JazzPunk, David Fiuczynski's first solo release, almost entirely consists of material drawn from a short list of the guitar shredder's idols and/or past and present employers. It's a hyper-eclectic mix: Pat Metheny, Jimi Hendrix, Chopin, Ronald Shannon Jackson, George Russell, Chick Corea, Strayhorn and Ellington, Sousa, and Jack Walrath. But it all sounds like Fiuczynski music, which really says something about the strength of this musical personality.
"Fuze" and his colleagues are at their best when laying down the funk. But their funk is multifarious, not the same old groove over and over. "Red Warrior" is one species -- hats off to Gene Lake's hell-raising drums and Daniel Sadownick's percussion. "African Game Fragment" and "Jungle Gym Jam" represent another, stranger species, one with pronounced references to tripped-out electronica.
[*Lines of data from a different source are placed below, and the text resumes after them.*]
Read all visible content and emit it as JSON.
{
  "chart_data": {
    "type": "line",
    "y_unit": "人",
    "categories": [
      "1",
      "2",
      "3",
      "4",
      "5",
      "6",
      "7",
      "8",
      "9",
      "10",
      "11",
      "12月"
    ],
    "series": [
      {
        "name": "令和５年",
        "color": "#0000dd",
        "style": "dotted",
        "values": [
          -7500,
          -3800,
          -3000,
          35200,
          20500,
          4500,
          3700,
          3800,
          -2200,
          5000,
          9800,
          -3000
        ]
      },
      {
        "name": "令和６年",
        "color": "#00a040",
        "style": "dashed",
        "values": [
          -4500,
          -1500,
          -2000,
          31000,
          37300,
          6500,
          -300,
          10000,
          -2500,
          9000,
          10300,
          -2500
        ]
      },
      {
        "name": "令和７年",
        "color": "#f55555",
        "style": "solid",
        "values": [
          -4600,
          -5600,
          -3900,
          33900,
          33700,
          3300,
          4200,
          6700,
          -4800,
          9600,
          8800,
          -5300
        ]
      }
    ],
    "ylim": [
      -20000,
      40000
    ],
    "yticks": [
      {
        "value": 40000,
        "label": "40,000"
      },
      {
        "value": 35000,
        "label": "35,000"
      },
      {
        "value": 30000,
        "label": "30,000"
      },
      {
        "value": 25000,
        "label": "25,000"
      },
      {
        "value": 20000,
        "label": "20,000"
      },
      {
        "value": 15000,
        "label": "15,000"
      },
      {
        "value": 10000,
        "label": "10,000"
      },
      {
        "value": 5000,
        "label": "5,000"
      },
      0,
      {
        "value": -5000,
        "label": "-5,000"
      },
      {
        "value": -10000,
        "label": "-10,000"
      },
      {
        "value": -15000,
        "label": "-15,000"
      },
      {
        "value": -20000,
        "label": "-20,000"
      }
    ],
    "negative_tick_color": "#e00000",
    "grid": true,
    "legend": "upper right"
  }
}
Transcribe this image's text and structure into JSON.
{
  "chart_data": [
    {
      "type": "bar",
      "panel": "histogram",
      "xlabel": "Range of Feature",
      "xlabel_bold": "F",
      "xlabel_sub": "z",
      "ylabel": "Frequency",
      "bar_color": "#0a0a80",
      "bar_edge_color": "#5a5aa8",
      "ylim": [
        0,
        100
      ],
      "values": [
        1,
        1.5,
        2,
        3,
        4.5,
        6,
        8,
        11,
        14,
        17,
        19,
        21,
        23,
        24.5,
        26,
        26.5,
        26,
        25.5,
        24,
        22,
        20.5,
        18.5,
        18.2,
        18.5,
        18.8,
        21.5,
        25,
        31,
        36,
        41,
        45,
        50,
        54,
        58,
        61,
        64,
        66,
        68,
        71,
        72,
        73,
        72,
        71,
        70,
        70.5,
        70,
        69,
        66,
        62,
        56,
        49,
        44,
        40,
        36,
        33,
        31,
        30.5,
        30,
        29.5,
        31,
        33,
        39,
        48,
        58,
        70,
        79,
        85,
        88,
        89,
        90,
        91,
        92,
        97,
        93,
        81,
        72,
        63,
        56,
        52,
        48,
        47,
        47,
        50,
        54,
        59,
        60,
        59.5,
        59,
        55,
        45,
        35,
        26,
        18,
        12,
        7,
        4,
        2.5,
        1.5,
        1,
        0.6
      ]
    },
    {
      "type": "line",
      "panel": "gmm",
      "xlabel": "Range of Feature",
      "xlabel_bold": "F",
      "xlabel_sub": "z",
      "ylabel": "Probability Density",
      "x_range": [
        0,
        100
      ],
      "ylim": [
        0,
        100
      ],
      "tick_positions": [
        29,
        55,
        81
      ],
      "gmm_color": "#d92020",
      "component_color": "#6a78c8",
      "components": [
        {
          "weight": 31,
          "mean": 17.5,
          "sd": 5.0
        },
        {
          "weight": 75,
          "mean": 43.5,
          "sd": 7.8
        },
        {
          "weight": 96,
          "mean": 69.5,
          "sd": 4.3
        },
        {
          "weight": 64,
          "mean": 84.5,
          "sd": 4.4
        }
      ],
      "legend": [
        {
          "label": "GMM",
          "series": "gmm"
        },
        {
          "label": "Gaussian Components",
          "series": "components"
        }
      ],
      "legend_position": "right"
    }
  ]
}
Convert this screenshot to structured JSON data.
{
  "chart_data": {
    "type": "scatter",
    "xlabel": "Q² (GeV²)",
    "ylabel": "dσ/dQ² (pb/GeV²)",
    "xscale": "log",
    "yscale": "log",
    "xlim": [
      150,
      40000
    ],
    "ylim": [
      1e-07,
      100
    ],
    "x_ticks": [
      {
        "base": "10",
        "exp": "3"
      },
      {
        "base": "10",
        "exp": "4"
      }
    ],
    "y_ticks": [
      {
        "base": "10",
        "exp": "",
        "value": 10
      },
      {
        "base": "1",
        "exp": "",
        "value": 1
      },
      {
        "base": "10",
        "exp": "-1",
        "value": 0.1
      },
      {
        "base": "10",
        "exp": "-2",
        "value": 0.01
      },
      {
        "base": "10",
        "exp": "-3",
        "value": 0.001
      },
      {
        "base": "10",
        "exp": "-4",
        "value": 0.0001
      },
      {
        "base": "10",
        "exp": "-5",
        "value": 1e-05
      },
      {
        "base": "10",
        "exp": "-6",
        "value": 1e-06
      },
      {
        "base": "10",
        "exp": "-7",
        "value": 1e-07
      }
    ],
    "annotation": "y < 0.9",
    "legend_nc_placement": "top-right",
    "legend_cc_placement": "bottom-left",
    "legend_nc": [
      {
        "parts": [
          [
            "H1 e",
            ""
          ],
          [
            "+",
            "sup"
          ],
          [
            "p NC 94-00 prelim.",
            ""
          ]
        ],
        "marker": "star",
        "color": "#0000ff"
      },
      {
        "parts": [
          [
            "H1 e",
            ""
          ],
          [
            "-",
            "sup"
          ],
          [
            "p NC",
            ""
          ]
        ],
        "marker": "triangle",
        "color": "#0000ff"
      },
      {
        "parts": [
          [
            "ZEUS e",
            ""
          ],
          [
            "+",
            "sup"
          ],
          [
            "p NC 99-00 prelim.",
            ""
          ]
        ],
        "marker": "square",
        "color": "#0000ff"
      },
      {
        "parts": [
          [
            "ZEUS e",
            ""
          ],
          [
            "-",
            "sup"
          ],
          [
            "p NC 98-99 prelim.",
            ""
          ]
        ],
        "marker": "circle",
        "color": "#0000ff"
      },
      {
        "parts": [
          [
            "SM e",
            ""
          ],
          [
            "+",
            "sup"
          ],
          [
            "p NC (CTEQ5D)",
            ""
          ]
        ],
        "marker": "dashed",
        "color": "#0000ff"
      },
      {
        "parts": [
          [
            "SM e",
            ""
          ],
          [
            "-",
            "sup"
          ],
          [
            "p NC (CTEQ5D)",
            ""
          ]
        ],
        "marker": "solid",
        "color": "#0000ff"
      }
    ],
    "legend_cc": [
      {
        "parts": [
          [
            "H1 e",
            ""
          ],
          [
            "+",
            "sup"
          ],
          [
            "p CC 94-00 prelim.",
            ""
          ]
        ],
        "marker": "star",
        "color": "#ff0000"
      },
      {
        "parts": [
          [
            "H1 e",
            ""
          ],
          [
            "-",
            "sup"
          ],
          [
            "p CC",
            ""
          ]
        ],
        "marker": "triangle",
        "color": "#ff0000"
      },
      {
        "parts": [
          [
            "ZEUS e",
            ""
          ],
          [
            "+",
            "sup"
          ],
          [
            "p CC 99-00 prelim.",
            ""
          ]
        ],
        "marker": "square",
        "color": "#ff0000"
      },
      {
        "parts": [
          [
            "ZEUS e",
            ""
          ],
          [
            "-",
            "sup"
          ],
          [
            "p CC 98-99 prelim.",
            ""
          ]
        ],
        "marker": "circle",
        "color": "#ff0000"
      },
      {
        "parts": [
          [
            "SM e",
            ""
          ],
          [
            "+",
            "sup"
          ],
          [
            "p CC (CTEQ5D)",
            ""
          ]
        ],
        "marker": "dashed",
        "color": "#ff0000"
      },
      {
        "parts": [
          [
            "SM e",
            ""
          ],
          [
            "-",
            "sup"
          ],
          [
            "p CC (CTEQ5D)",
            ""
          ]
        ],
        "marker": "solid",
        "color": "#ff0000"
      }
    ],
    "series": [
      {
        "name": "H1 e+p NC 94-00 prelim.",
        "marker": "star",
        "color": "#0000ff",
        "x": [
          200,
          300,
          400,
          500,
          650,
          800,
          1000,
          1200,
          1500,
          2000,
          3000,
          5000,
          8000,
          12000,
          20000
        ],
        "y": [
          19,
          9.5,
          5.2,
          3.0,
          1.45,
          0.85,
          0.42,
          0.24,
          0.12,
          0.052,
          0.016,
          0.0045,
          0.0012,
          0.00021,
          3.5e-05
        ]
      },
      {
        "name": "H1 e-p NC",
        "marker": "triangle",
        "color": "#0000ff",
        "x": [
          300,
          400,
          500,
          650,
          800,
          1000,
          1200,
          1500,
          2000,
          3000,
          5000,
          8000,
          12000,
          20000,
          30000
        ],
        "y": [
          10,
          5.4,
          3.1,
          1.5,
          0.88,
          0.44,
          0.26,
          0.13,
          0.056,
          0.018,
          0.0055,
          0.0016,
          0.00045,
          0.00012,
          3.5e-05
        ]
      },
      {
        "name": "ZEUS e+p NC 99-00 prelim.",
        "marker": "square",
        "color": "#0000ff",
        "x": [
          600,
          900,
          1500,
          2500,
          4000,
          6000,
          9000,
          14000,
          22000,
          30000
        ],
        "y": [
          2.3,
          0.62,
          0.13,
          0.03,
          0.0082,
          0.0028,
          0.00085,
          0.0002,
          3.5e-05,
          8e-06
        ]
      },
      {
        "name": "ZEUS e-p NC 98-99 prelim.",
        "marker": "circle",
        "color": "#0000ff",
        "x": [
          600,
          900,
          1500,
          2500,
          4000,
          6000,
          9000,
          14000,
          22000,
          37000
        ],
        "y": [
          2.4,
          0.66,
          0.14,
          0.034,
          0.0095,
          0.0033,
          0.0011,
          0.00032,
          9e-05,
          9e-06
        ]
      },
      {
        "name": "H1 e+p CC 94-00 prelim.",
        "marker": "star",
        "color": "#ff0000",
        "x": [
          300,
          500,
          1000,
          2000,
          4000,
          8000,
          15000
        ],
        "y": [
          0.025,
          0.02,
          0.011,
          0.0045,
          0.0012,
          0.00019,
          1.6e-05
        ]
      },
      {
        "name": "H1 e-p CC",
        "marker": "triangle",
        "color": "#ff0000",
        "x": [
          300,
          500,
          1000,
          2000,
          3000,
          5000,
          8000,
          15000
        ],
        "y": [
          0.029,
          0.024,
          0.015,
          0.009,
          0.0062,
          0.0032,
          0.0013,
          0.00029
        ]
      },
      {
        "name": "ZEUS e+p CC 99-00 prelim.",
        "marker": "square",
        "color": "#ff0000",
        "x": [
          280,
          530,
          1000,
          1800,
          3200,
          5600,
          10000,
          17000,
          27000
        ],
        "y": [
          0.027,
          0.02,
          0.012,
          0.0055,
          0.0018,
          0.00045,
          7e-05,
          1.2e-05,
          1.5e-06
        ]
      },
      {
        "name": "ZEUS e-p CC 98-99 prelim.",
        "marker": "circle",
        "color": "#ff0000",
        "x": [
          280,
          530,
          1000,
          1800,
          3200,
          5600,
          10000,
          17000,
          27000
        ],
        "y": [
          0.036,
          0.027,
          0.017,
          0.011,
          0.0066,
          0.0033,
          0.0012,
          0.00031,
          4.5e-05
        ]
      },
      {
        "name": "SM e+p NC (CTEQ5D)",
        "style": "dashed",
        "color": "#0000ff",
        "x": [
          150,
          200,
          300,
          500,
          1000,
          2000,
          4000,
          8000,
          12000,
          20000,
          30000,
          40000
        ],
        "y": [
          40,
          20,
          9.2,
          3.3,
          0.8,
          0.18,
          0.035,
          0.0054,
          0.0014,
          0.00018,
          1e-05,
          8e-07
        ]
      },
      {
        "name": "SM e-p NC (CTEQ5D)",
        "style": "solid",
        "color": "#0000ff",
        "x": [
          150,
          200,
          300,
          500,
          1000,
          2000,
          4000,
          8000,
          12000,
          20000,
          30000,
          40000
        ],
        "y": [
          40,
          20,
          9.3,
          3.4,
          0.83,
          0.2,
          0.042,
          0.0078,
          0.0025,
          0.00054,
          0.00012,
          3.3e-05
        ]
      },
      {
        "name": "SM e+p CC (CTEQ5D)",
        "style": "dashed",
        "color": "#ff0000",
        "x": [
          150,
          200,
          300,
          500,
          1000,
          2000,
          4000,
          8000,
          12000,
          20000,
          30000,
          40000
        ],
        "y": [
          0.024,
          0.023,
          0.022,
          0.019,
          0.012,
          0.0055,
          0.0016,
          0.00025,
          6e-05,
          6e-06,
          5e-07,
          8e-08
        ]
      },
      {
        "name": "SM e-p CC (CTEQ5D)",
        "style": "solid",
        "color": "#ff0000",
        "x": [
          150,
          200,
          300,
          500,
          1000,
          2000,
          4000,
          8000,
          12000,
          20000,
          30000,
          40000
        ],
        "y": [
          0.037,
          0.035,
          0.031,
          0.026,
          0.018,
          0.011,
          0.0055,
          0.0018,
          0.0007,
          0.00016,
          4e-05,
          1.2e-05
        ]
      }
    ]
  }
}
The album's funniest moment is "Stars & Stripes Whenever," a vaguely subversive reading of Sousa's patriotic march and perhaps a 21st century update of Hendrix's "Star-Spangled Banner." On the tender side, well, "Star-Crossed Lovers" is as tender as it gets. Fiuczynski gives even Strayhorn and Ellington the whammy treatment, making the melody sound like an old warped record. It's clear, however, that Johnny Hodges' bent-and-slurred approach to melody, while more elegant in the traditional sense of the word, is the inspiration for Fiuczynski's wobbly deconstruction.
Fiuczynski's mix of formidable musicianship and off-the-wall humor brings Frank Zappa to mind. But Zappa's work often felt like one long gag, and Fiuczynski's at times feels that way too. One gets the sense that if he were to just cool out -- for a minute or two -- he'd open the door to a more expansive range of moods.